A.Ag Χορός 975-1034

Paul,

οἳ δ’ οὔποτ’ ἐλπίσαντες
It looks like expectation would be a reasonable gloss here. ἐλπίσαντες is negated, so we have a scenario where things have not turned out according to expectation. It isn’t perfectly clear what was expected but Smyth’s translation …

… or they who, beyond their hope, have reaped a rich harvest of possessions

… makes it sound like there expectations were of a positive sort. — I have not reached this point in the text (Thucy. 3.70.6 discussion!) — Looking at LSJ the expectations appear to get the positive/negative coloring from the co-text, the ἐλπίς word group being used in a neutral manner.

In the NT I haven’t encountered a negative co-text where ἐλπίς is related to anything feared or dreaded. Louw & Nida[1] don’t show any semantic domain that would support a neutral concept like expectation. Doubtless some English translation must have used that word for some instance of the ἐλπίς word group. But I don’t think NT ἐλπίς is a neutral word.

[1]Johannes P. Louw and Eugene A. Nida, Editors
Copyright © 1988, 1989 by the United Bible Societies, New York, NY 10023
Second Edition.

My post was somewhat unclear.
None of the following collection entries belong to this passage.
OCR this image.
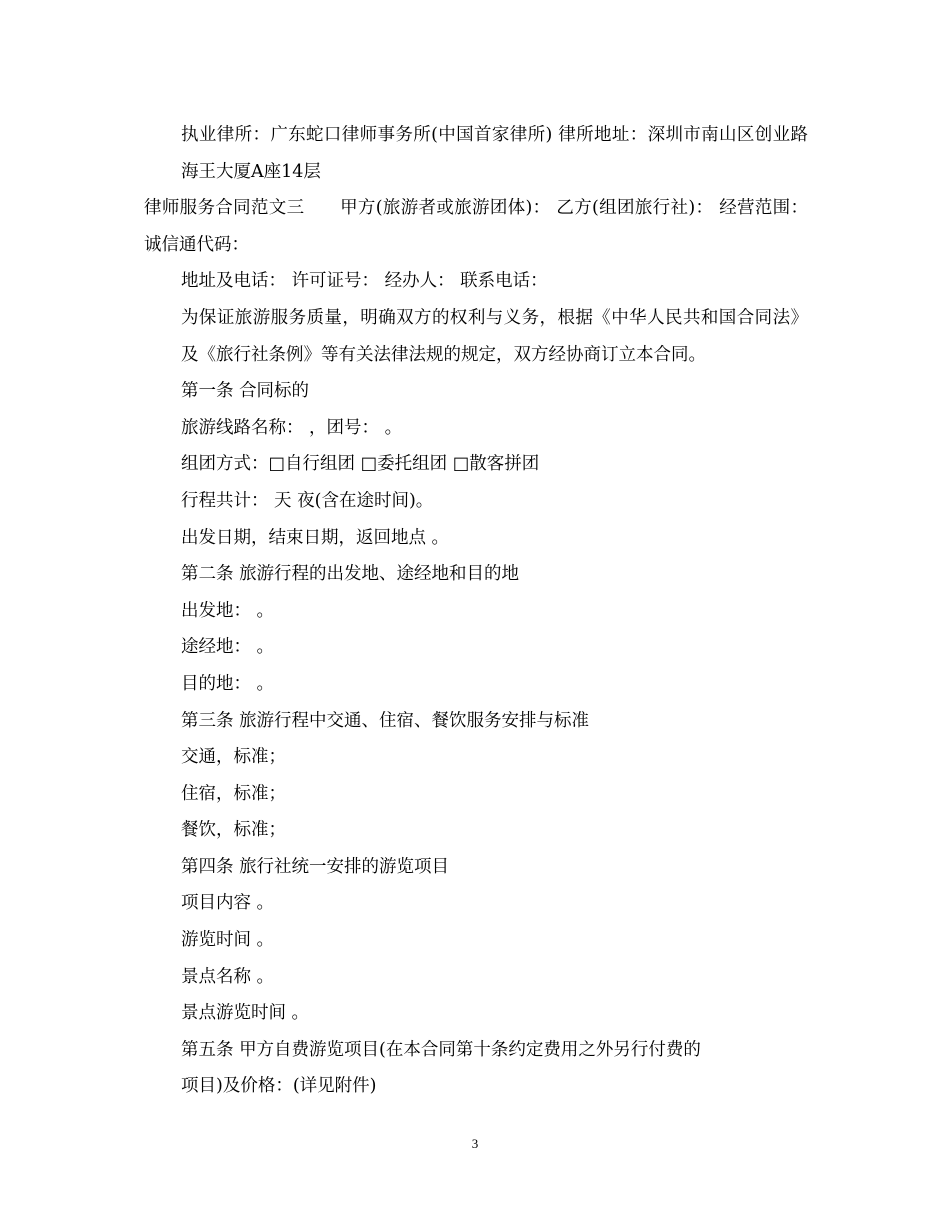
执业律所：广东蛇口律师事务所(中国首家律所) 律所地址：深圳市南山区创业路海王大厦A座14层

律师服务合同范文三　　甲方(旅游者或旅游团体)： 乙方(组团旅行社)： 经营范围： 诚信通代码：

地址及电话： 许可证号： 经办人： 联系电话：

为保证旅游服务质量，明确双方的权利与义务，根据《中华人民共和国合同法》及《旅行社条例》等有关法律法规的规定，双方经协商订立本合同。

第一条 合同标的

旅游线路名称： ，团号： 。

组团方式：□自行组团 □委托组团 □散客拼团

行程共计： 天 夜(含在途时间)。

出发日期，结束日期，返回地点 。

第二条 旅游行程的出发地、途经地和目的地

出发地： 。

途经地： 。

目的地： 。

第三条 旅游行程中交通、住宿、餐饮服务安排与标准

交通，标准；

住宿，标准；

餐饮，标准；

第四条 旅行社统一安排的游览项目

项目内容 。

游览时间 。

景点名称 。

景点游览时间 。

第五条 甲方自费游览项目(在本合同第十条约定费用之外另行付费的

项目)及价格：(详见附件)

3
I think ἐλπίσαντες has a somewhat positive sense here and that’s why I called it NT-like. I think οἳ δ’ οὔποτ’ ἐλπίσαντες means “they, never even hoping for it” i.e. something “beyond reasonable hope” or “more than they hoped for”.

I was wondering if there was something going on here on a larger scale, whether this ἐλπίς “texture” means anything.

I just checked back in LSJ for the ἐλπίς verb-noun word group. My speculation relative to a purely neutral sense in the earlier literature does not seem to be supported by the evidence. It seems that expectation is only one semantic component of ἐλπίς. Fear of or desire for the object of this expectation is not a notion that can be completely separated from the word.

1025
εἰ δὲ μὴ τεταγμένα
μοῖρα μοῖραν ἐκ θεῶν
εἶργε μὴ πλέον φέρειν,
προφθάσασα καρδία
γλῶσσαν ἂν τάδ’ ἐξέχει.

Denniston-Page (D-P) parse the awkward protasis joining ἐκ θεῶν to the verb εἶργε, prevent by divine decree. I suppose that is possible. Lattimore puts it up front: “Had the gods not so ordained that fate should stand against fate…” and C. Collard appears to hang it on μοῖρα "… one man’s status in life set by heaven preventing … " which is similar to Smyth “And unless one fate ordained of the gods restrains another fate … .” All three of these renderings avoid making ἐκ θεῶν an adverbial, though Lattimore might be understood that way since he opens up with a subordinate participle clause, a contextualizer of sorts. It looks to me like Lattimore makes ἐκ θεῶν qualify the entire protasis not just the verb.

These are the most literal translations I have on hand. The others were very free. When the going gets tough, the translation gets loose.